The first leg of my trip–an uneventful flight from Dallas to Baltimore–passed without my notice. I slept from the moment I got on the plane to the moment it landed. I have recently mastered the art of sleeping on a plane. (Shout out to the Echo Buds and their phenomenal noise-cancelling abilities.)

It was the second flight, the 45 minute trip from Baltimore to Providence that brought today’s lesson.

There I sat, bleary-eyed and quiet, in the first row of the plane. Seriously, I cannot recommend enough sitting in the first row. SO much leg room. I put in my Echo Buds and turned on my chill Jack Johnson, John Mayer, and Jason Mraz playlist to keep me company. Sleep tinged the edges of my vision and I was nearly lulled into my second comatose state of the morning when the man sitting next to me spoke to me.

“I’m sorry?” I looked up and took my headphones out for him to repeat himself.

“What do you do?” He repeated. For a moment I was really disoriented. What I do is sleep on planes, except you’ve interrupted that. I decided not to let Angry Plucky win today; he wins so often that I thought I’d change it up today.

“I’m a teacher,” I responded, wondering where this questions had come from and where it was going. My own, personal, in-flight Cotton-Eyed Joe.

He then told me about his job. It sounded very important and like something I have no aptitude for (numbers and computer programming and whatnot.) He told me about his reason for being in Providence this week. He told me about his parents. In the span of that 45 minute flight, I had learned what seemed to be this man’s entire history. He told me of his daughters, his pets, his wife. He told me how he’s lived in the UK his entire life and works remotely, but has to fly in every so often. I’m telling you, he told me everything.

“What subject do you teach?” He asked when he’d exhausted stories of himself. I explained that I teach middle school English and I was flying into Providence for professional development.

Something about this sparked new thoughts for my new friend. He began to tell me about his mother–a well-educated woman who came up through Catholic school and ended with a master’s degree in education. He told me when she wrote, it was like scripture. He spoke so fondly of his mother, I couldn’t help but smile. And then he asked if I’d read a poem he’d written.

Y’all. I don’t know what it us about my face that invited random strangers to show me poetry they’ve written, but this is not a first for me. I’m not entirely sure how I get myself into these situations!

He asked me to read it like a literature professor, the way his mom would have.
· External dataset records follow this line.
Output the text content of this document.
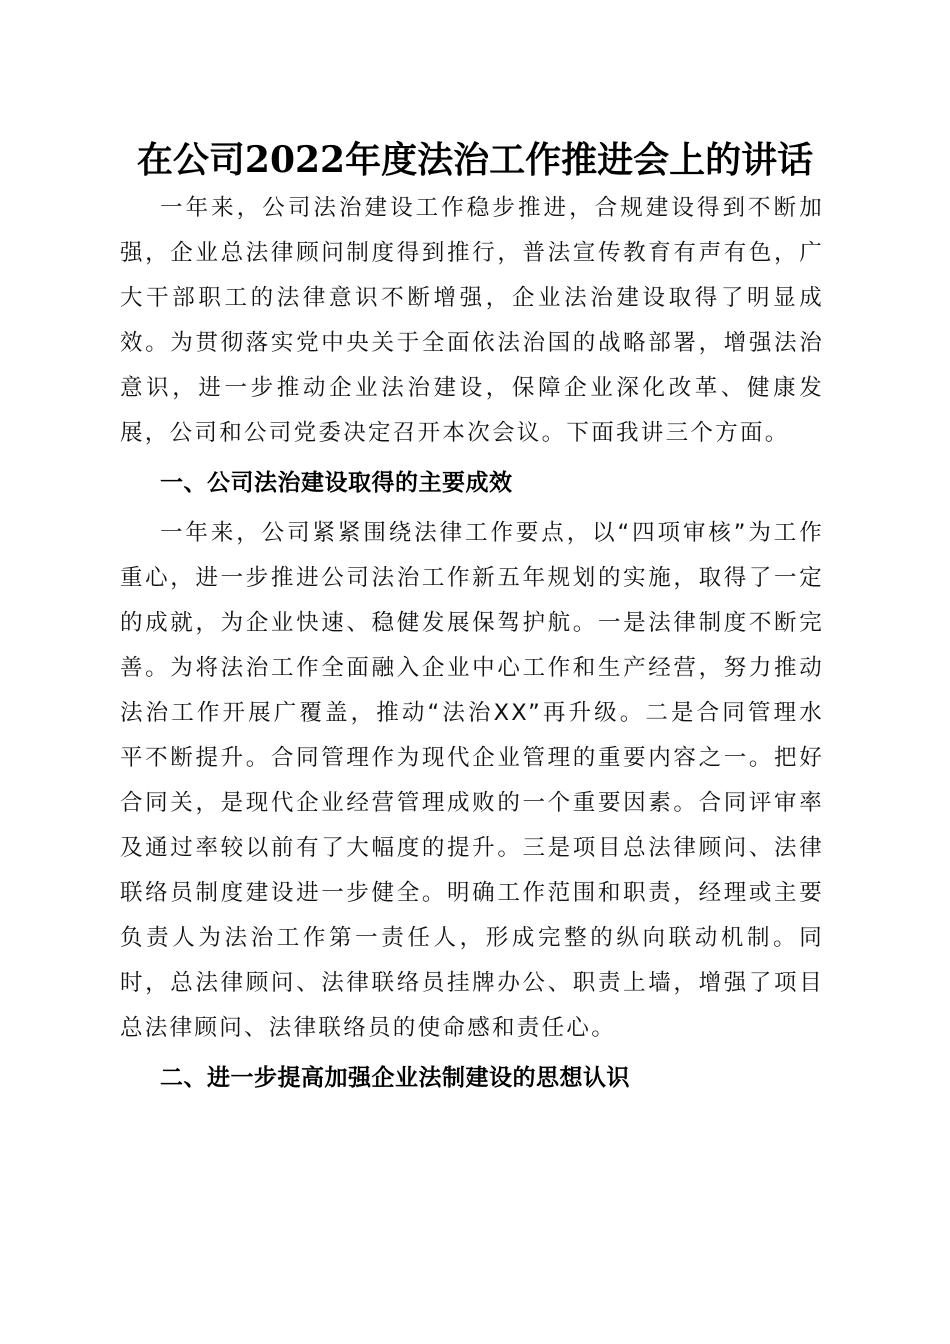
在公司2022年度法治工作推进会上的讲话

一年来，公司法治建设工作稳步推进，合规建设得到不断加强，企业总法律顾问制度得到推行，普法宣传教育有声有色，广大干部职工的法律意识不断增强，企业法治建设取得了明显成效。为贯彻落实党中央关于全面依法治国的战略部署，增强法治意识，进一步推动企业法治建设，保障企业深化改革、健康发展，公司和公司党委决定召开本次会议。下面我讲三个方面。

一、公司法治建设取得的主要成效

一年来，公司紧紧围绕法律工作要点，以“四项审核”为工作重心，进一步推进公司法治工作新五年规划的实施，取得了一定的成就，为企业快速、稳健发展保驾护航。一是法律制度不断完善。为将法治工作全面融入企业中心工作和生产经营，努力推动法治工作开展广覆盖，推动“法治XX”再升级。二是合同管理水平不断提升。合同管理作为现代企业管理的重要内容之一。把好合同关，是现代企业经营管理成败的一个重要因素。合同评审率及通过率较以前有了大幅度的提升。三是项目总法律顾问、法律联络员制度建设进一步健全。明确工作范围和职责，经理或主要负责人为法治工作第一责任人，形成完整的纵向联动机制。同时，总法律顾问、法律联络员挂牌办公、职责上墙，增强了项目总法律顾问、法律联络员的使命感和责任心。

二、进一步提高加强企业法制建设的思想认识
And then to provide feedback.

So there we were, at an altitude of way-too-high-to-be-reading-strangers’-uninvited-poetry, me reading his poem about the wonderland of his mind and him watching expectantly, holding his breath, waiting for something from me.

I don’t know what his mother would have said; and I knew I couldn’t fulfill that role for him this morning, sleep-deprived and under-caffeinated as I was. So I told him that I liked the parallel construction–which was true–and passed the phone back to him.
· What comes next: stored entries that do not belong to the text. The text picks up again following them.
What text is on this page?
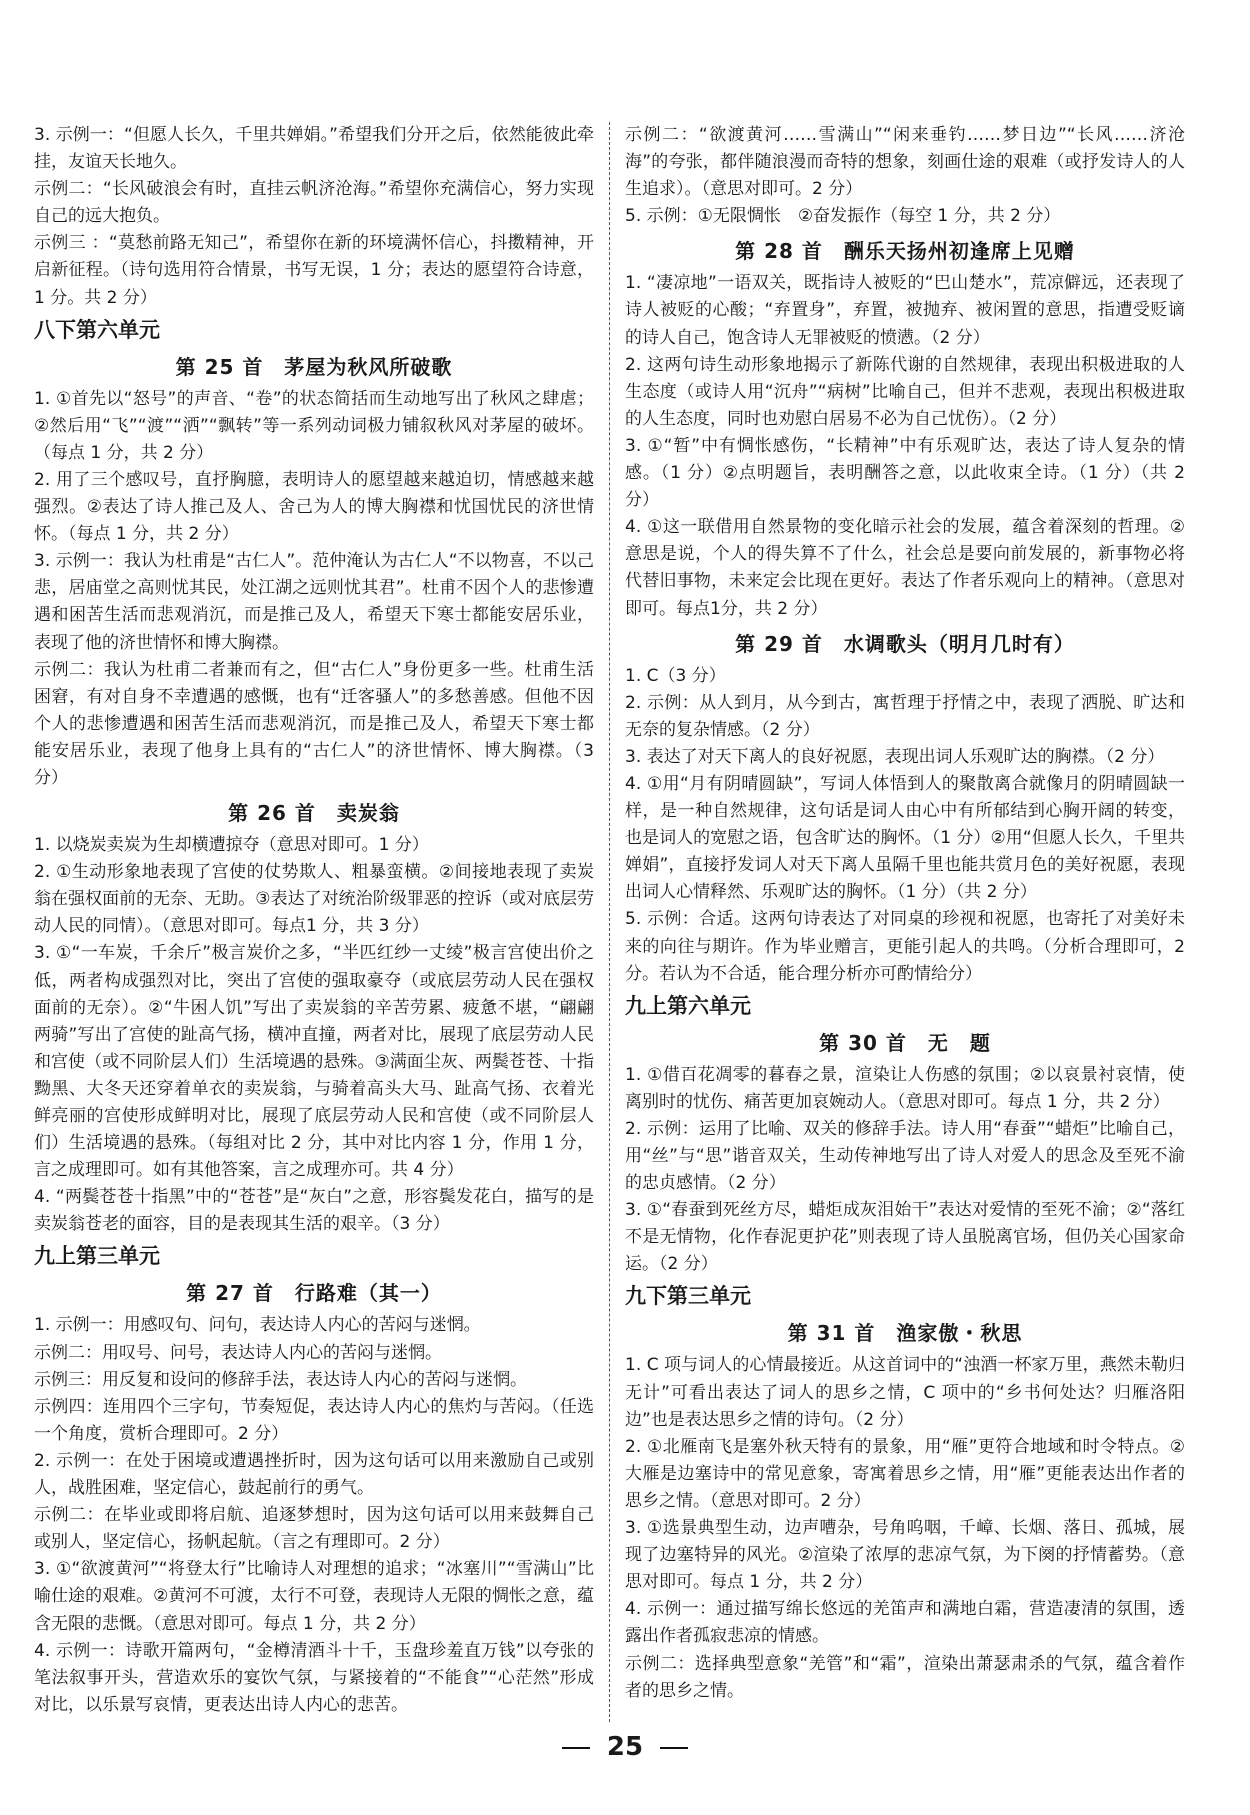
3. 示例一：“但愿人长久，千里共婵娟。”希望我们分开之后，依然能彼此牵挂，友谊天长地久。
示例二：“长风破浪会有时，直挂云帆济沧海。”希望你充满信心，努力实现自己的远大抱负。
示例三 ：“莫愁前路无知己”，希望你在新的环境满怀信心，抖擞精神，开启新征程。（诗句选用符合情景，书写无误，1 分；表达的愿望符合诗意，1 分。共 2 分）
八下第六单元
第 25 首　茅屋为秋风所破歌
1. ①首先以“怒号”的声音、“卷”的状态简括而生动地写出了秋风之肆虐；②然后用“飞”“渡”“洒”“飘转”等一系列动词极力铺叙秋风对茅屋的破坏。（每点 1 分，共 2 分）
2. 用了三个感叹号，直抒胸臆，表明诗人的愿望越来越迫切，情感越来越强烈。②表达了诗人推己及人、舍己为人的博大胸襟和忧国忧民的济世情怀。（每点 1 分，共 2 分）
3. 示例一：我认为杜甫是“古仁人”。范仲淹认为古仁人“不以物喜，不以己悲，居庙堂之高则忧其民，处江湖之远则忧其君”。杜甫不因个人的悲惨遭遇和困苦生活而悲观消沉，而是推己及人，希望天下寒士都能安居乐业，表现了他的济世情怀和博大胸襟。
示例二：我认为杜甫二者兼而有之，但“古仁人”身份更多一些。杜甫生活困窘，有对自身不幸遭遇的感慨，也有“迁客骚人”的多愁善感。但他不因个人的悲惨遭遇和困苦生活而悲观消沉，而是推己及人，希望天下寒士都能安居乐业，表现了他身上具有的“古仁人”的济世情怀、博大胸襟。（3 分）
第 26 首　卖炭翁
1. 以烧炭卖炭为生却横遭掠夺（意思对即可。1 分）
2. ①生动形象地表现了宫使的仗势欺人、粗暴蛮横。②间接地表现了卖炭翁在强权面前的无奈、无助。③表达了对统治阶级罪恶的控诉（或对底层劳动人民的同情）。（意思对即可。每点1 分，共 3 分）
3. ①“一车炭，千余斤”极言炭价之多，“半匹红纱一丈绫”极言宫使出价之低，两者构成强烈对比，突出了宫使的强取豪夺（或底层劳动人民在强权面前的无奈）。②“牛困人饥”写出了卖炭翁的辛苦劳累、疲惫不堪，“翩翩两骑”写出了宫使的趾高气扬，横冲直撞，两者对比，展现了底层劳动人民和宫使（或不同阶层人们）生活境遇的悬殊。③满面尘灰、两鬓苍苍、十指黝黑、大冬天还穿着单衣的卖炭翁，与骑着高头大马、趾高气扬、衣着光鲜亮丽的宫使形成鲜明对比，展现了底层劳动人民和宫使（或不同阶层人们）生活境遇的悬殊。（每组对比 2 分，其中对比内容 1 分，作用 1 分，言之成理即可。如有其他答案，言之成理亦可。共 4 分）
4. “两鬓苍苍十指黑”中的“苍苍”是“灰白”之意，形容鬓发花白，描写的是卖炭翁苍老的面容，目的是表现其生活的艰辛。（3 分）
九上第三单元
第 27 首　行路难（其一）
1. 示例一：用感叹句、问句，表达诗人内心的苦闷与迷惘。
示例二：用叹号、问号，表达诗人内心的苦闷与迷惘。
示例三：用反复和设问的修辞手法，表达诗人内心的苦闷与迷惘。
示例四：连用四个三字句，节奏短促，表达诗人内心的焦灼与苦闷。（任选一个角度，赏析合理即可。2 分）
2. 示例一：在处于困境或遭遇挫折时，因为这句话可以用来激励自己或别人，战胜困难，坚定信心，鼓起前行的勇气。
示例二：在毕业或即将启航、追逐梦想时，因为这句话可以用来鼓舞自己或别人，坚定信心，扬帆起航。（言之有理即可。2 分）
3. ①“欲渡黄河”“将登太行”比喻诗人对理想的追求；“冰塞川”“雪满山”比喻仕途的艰难。②黄河不可渡，太行不可登，表现诗人无限的惆怅之意，蕴含无限的悲慨。（意思对即可。每点 1 分，共 2 分）
4. 示例一：诗歌开篇两句，“金樽清酒斗十千，玉盘珍羞直万钱”以夸张的笔法叙事开头，营造欢乐的宴饮气氛，与紧接着的“不能食”“心茫然”形成对比，以乐景写哀情，更表达出诗人内心的悲苦。
示例二：“欲渡黄河……雪满山”“闲来垂钓……梦日边”“长风……济沧海”的夸张，都伴随浪漫而奇特的想象，刻画仕途的艰难（或抒发诗人的人生追求）。（意思对即可。2 分）
5. 示例：①无限惆怅　②奋发振作（每空 1 分，共 2 分）
第 28 首　酬乐天扬州初逢席上见赠
1. “凄凉地”一语双关，既指诗人被贬的“巴山楚水”，荒凉僻远，还表现了诗人被贬的心酸；“弃置身”，弃置，被抛弃、被闲置的意思，指遭受贬谪的诗人自己，饱含诗人无罪被贬的愤懑。（2 分）
2. 这两句诗生动形象地揭示了新陈代谢的自然规律，表现出积极进取的人生态度（或诗人用“沉舟”“病树”比喻自己，但并不悲观，表现出积极进取的人生态度，同时也劝慰白居易不必为自己忧伤）。（2 分）
3. ①“暂”中有惆怅感伤，“长精神”中有乐观旷达，表达了诗人复杂的情感。（1 分）②点明题旨，表明酬答之意，以此收束全诗。（1 分）（共 2 分）
4. ①这一联借用自然景物的变化暗示社会的发展，蕴含着深刻的哲理。②意思是说，个人的得失算不了什么，社会总是要向前发展的，新事物必将代替旧事物，未来定会比现在更好。表达了作者乐观向上的精神。（意思对即可。每点1分，共 2 分）
第 29 首　水调歌头（明月几时有）
1. C（3 分）
2. 示例：从人到月，从今到古，寓哲理于抒情之中，表现了洒脱、旷达和无奈的复杂情感。（2 分）
3. 表达了对天下离人的良好祝愿，表现出词人乐观旷达的胸襟。（2 分）
4. ①用“月有阴晴圆缺”，写词人体悟到人的聚散离合就像月的阴晴圆缺一样，是一种自然规律，这句话是词人由心中有所郁结到心胸开阔的转变，也是词人的宽慰之语，包含旷达的胸怀。（1 分）②用“但愿人长久，千里共婵娟”，直接抒发词人对天下离人虽隔千里也能共赏月色的美好祝愿，表现出词人心情释然、乐观旷达的胸怀。（1 分）（共 2 分）
5. 示例：合适。这两句诗表达了对同桌的珍视和祝愿，也寄托了对美好未来的向往与期许。作为毕业赠言，更能引起人的共鸣。（分析合理即可，2 分。若认为不合适，能合理分析亦可酌情给分）
九上第六单元
第 30 首　无　题
1. ①借百花凋零的暮春之景，渲染让人伤感的氛围；②以哀景衬哀情，使离别时的忧伤、痛苦更加哀婉动人。（意思对即可。每点 1 分，共 2 分）
2. 示例：运用了比喻、双关的修辞手法。诗人用“春蚕”“蜡炬”比喻自己，用“丝”与“思”谐音双关，生动传神地写出了诗人对爱人的思念及至死不渝的忠贞感情。（2 分）
3. ①“春蚕到死丝方尽，蜡炬成灰泪始干”表达对爱情的至死不渝；②“落红不是无情物，化作春泥更护花”则表现了诗人虽脱离官场，但仍关心国家命运。（2 分）
九下第三单元
第 31 首　渔家傲・秋思
1. C 项与词人的心情最接近。从这首词中的“浊酒一杯家万里，燕然未勒归无计”可看出表达了词人的思乡之情，C 项中的“乡书何处达？归雁洛阳边”也是表达思乡之情的诗句。（2 分）
2. ①北雁南飞是塞外秋天特有的景象，用“雁”更符合地域和时令特点。②大雁是边塞诗中的常见意象，寄寓着思乡之情，用“雁”更能表达出作者的思乡之情。（意思对即可。2 分）
3. ①选景典型生动，边声嘈杂，号角呜咽，千嶂、长烟、落日、孤城，展现了边塞特异的风光。②渲染了浓厚的悲凉气氛，为下阕的抒情蓄势。（意思对即可。每点 1 分，共 2 分）
4. 示例一：通过描写绵长悠远的羌笛声和满地白霜，营造凄清的氛围，透露出作者孤寂悲凉的情感。
示例二：选择典型意象“羌管”和“霜”，渲染出萧瑟肃杀的气氛，蕴含着作者的思乡之情。
25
The conversation didn’t end there. He soon went into his philosophy of parenting, how dogs change your world, and how important my job is. And I spent the morning doing something that I’m honestly not very well-practiced in. Listening.

This morning, for whatever reason, this man needed an ear, and I was there to listen. Something in my own brain–either exhaustion or intuition–told me that this conversation was not about me. In fact, it wasn’t entirely about him. This man mentioned several times throughout the duration of our conversation, communication is so important, and something that humans fail at more often than we’d like to admit.

This morning was about communication. It was about connection. It was about shining a light in the dark and hoping beyond hope that a light will glimmer back from somewhere. It was about remembering we’re not alone.

Even in that packed airplane, I felt isolated. I’d built my own walls. But 45 minutes of listening reminded me that we are never alone. That’s not how we’re built. Community. Connection. Communication. They’re all so important.

And so this afternoon, I am grateful for short flights and the joy of listening, instead of talking.